L’interdipendenza di ogni ruolo e la responsabilità sono concetti che vanno ben compresi e applicati anche se la storia ci ricorda che fraintendimenti hanno giocato un ruolo devastante provocando tragedie per l’umanità. La scienza è una manifestazione del potere dell’arte ma ha bisogno di un’etica profonda, nel rispetto di ogni essere vivente e dell’ambiente. Il principio è che ogni cosa deve essere fatta per il bene dell’umanità. Il buddismo mi ha insegnato che il male è insito in ognuno di noi, indipendentemente dalla professione di ciascuno, uomo politico, scienziato, operaio, quindi è importante la cooperazione e il dialogo. L’esperienza verso la quale dobbiamo tendere è la collaborazione senza la quale la società non può funzionare.
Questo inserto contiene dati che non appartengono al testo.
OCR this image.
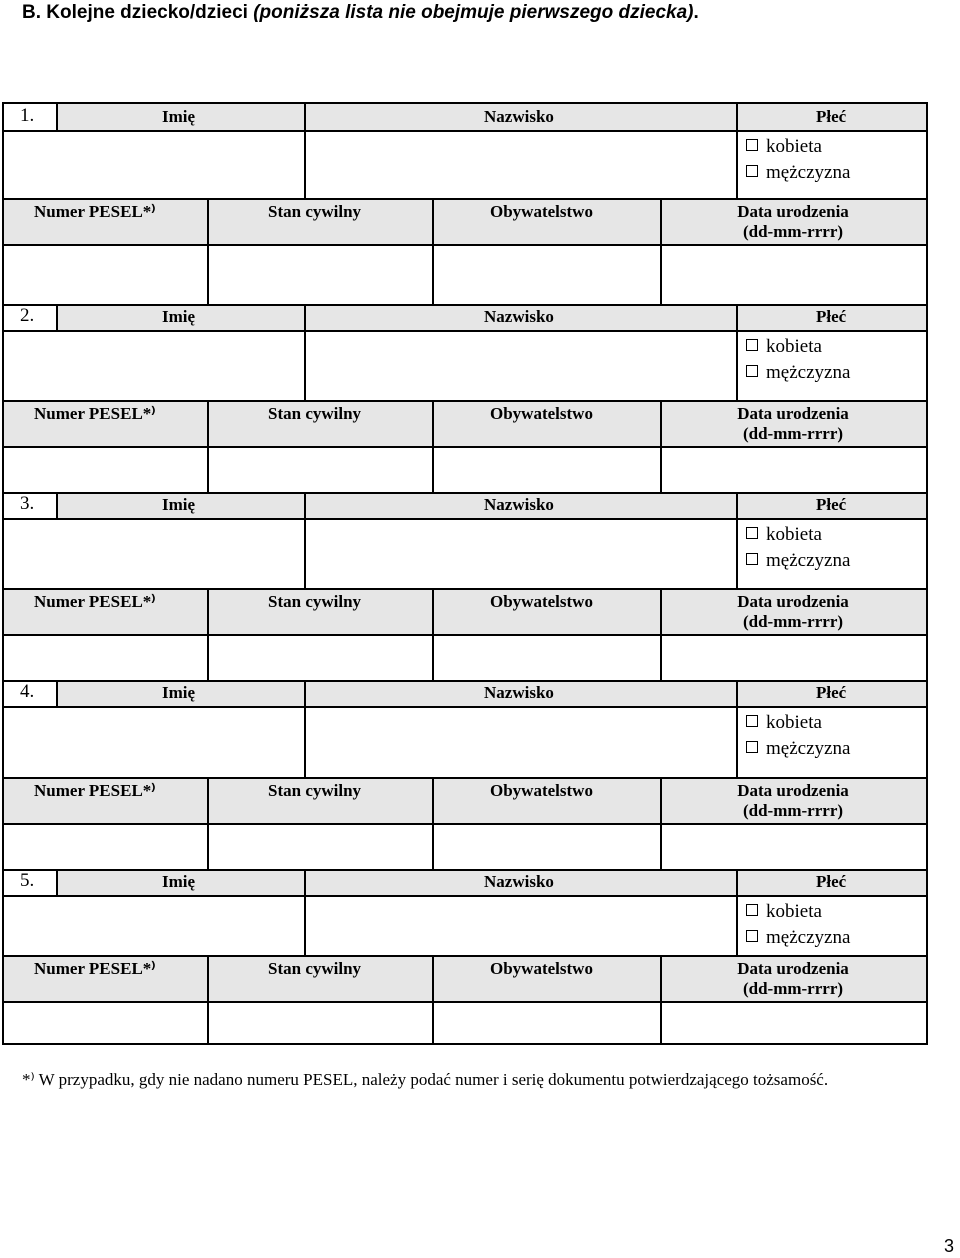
B. Kolejne dziecko/dzieci (poniższa lista nie obejmuje pierwszego dziecka).
1.	Imię	Nazwisko	Płeć
kobieta
mężczyzna
Numer PESEL*⁾	Stan cywilny	Obywatelstwo	Data urodzenia
(dd-mm-rrrr)
2.	Imię	Nazwisko	Płeć
kobieta
mężczyzna
Numer PESEL*⁾	Stan cywilny	Obywatelstwo	Data urodzenia
(dd-mm-rrrr)
3.	Imię	Nazwisko	Płeć
kobieta
mężczyzna
Numer PESEL*⁾	Stan cywilny	Obywatelstwo	Data urodzenia
(dd-mm-rrrr)
4.	Imię	Nazwisko	Płeć
kobieta
mężczyzna
Numer PESEL*⁾	Stan cywilny	Obywatelstwo	Data urodzenia
(dd-mm-rrrr)
5.	Imię	Nazwisko	Płeć
kobieta
mężczyzna
Numer PESEL*⁾	Stan cywilny	Obywatelstwo	Data urodzenia
(dd-mm-rrrr)
*⁾ W przypadku, gdy nie nadano numeru PESEL, należy podać numer i serię dokumentu potwierdzającego tożsamość.
3
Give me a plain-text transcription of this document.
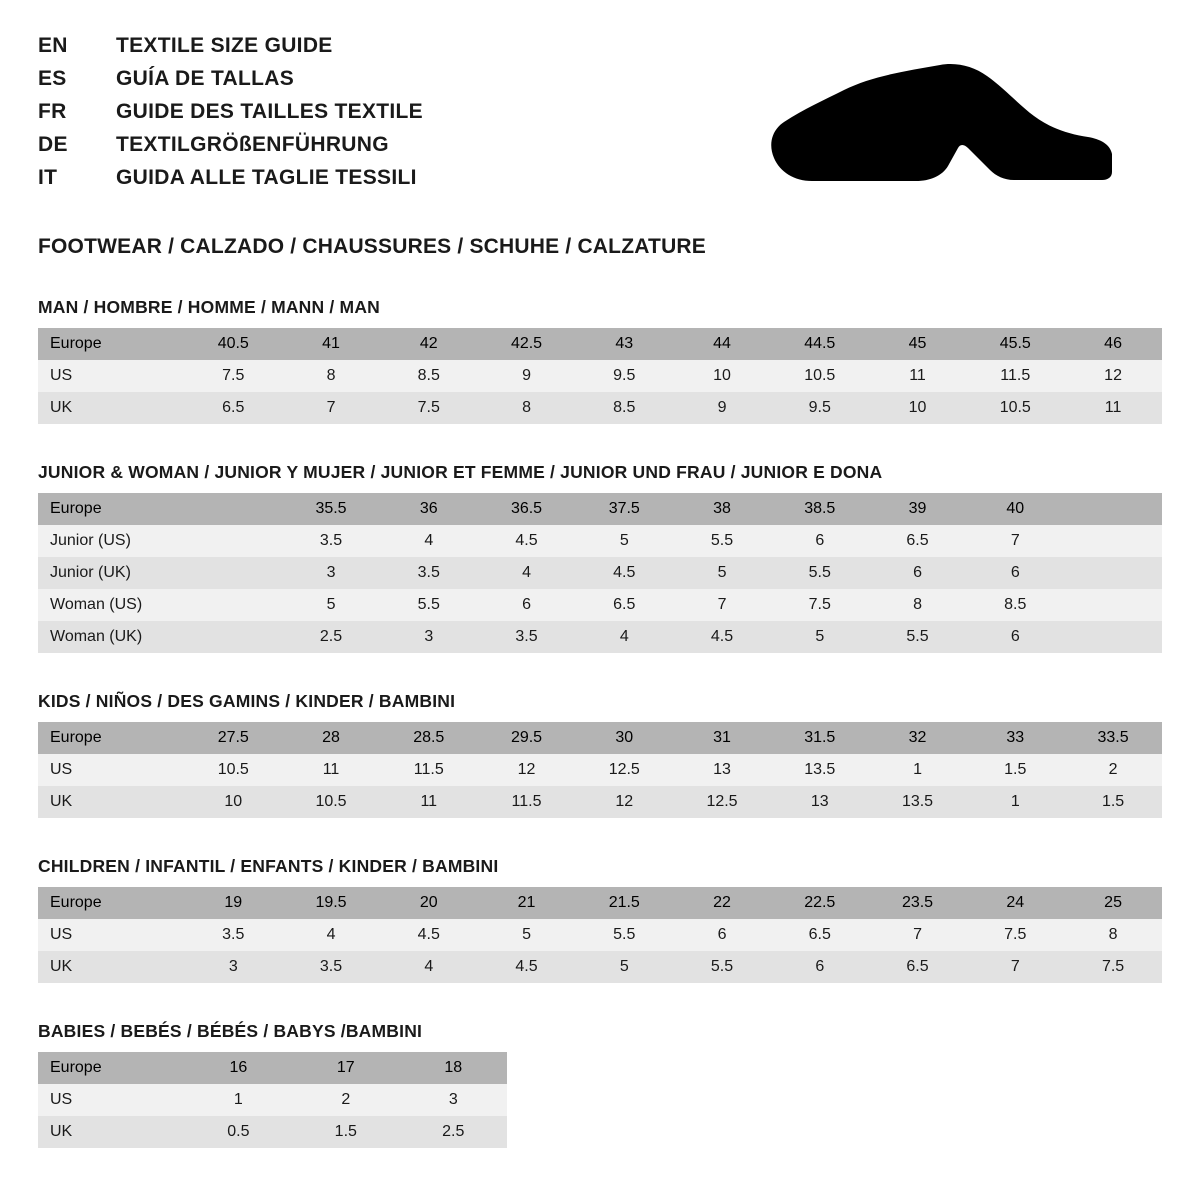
EN	TEXTILE SIZE GUIDE
ES	GUÍA DE TALLAS
FR	GUIDE DES TAILLES TEXTILE
DE	TEXTILGRÖßENFÜHRUNG
IT	GUIDA ALLE TAGLIE TESSILI
FOOTWEAR / CALZADO / CHAUSSURES / SCHUHE / CALZATURE
MAN / HOMBRE / HOMME / MANN / MAN
Europe	40.5	41	42	42.5	43	44	44.5	45	45.5	46
US	7.5	8	8.5	9	9.5	10	10.5	11	11.5	12
UK	6.5	7	7.5	8	8.5	9	9.5	10	10.5	11
JUNIOR & WOMAN / JUNIOR Y MUJER / JUNIOR ET FEMME / JUNIOR UND FRAU / JUNIOR E DONA
Europe		35.5	36	36.5	37.5	38	38.5	39	40	
Junior (US)		3.5	4	4.5	5	5.5	6	6.5	7	
Junior (UK)		3	3.5	4	4.5	5	5.5	6	6	
Woman (US)		5	5.5	6	6.5	7	7.5	8	8.5	
Woman (UK)		2.5	3	3.5	4	4.5	5	5.5	6	
KIDS / NIÑOS / DES GAMINS / KINDER / BAMBINI
Europe	27.5	28	28.5	29.5	30	31	31.5	32	33	33.5
US	10.5	11	11.5	12	12.5	13	13.5	1	1.5	2
UK	10	10.5	11	11.5	12	12.5	13	13.5	1	1.5
CHILDREN / INFANTIL / ENFANTS / KINDER / BAMBINI
Europe	19	19.5	20	21	21.5	22	22.5	23.5	24	25
US	3.5	4	4.5	5	5.5	6	6.5	7	7.5	8
UK	3	3.5	4	4.5	5	5.5	6	6.5	7	7.5
BABIES / BEBÉS / BÉBÉS / BABYS /BAMBINI
Europe	16	17	18
US	1	2	3
UK	0.5	1.5	2.5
Quanto l’arte può aiutare la società in generale e nel particolare l’individuo? E in che modo?

Io penso che sia un dovere di ognuno di noi sviluppare il proprio potenziale e i propri punti di forza, quindi oltre che il diritto, inalienabile, di poter essere chi desideriamo, anche un dovere verso gli altri. Ogni talento è una forma d’arte.

Siamo in un momento cruciale della storia del pianeta e dell’umanità. Molti problemi sono stati creati dalla specie umana. Se non cambiamo il corso della storia potremmo essere distrutti dal cambiamento climatico o dalle guerre, basti pensare a quello che succede in Siria o in Congo. La consapevolezza di sé a cui si può associare il significato di identità creativa nel libero funzionamento della mente forse possono essere le risposte. Le neuroscienze ci suggeriscono che la variabilità delle risposte che caratterizza gli individui appartenenti ad una specie è un requisito di base della plasticità e creatività, quindi della capacità di affrontare, con nuove e variabili soluzioni, situazioni problematiche. Dal punto di vista evolutivo, uno dei requisiti all’origine della plasticità è la presenza di una corteccia in grado di fornire risposte non stereotipate o specie-specifiche ma individuali. Essere coinvolti nei propri valori profondi può essere di grande beneficio per il nostro benessere fisico e psicologico mentre evitarli può farsi sentire insoddisfatti e portare a disagio. Gli obiettivi sono limitati nel tempo nel senso che quando li raggiungiamo li depenniamo da una lista. I valori, invece, sono la direzione verso cui miriamo nel corso della nostra vita in cui il cammino verso uno specifico valore è di per sé la destinazione.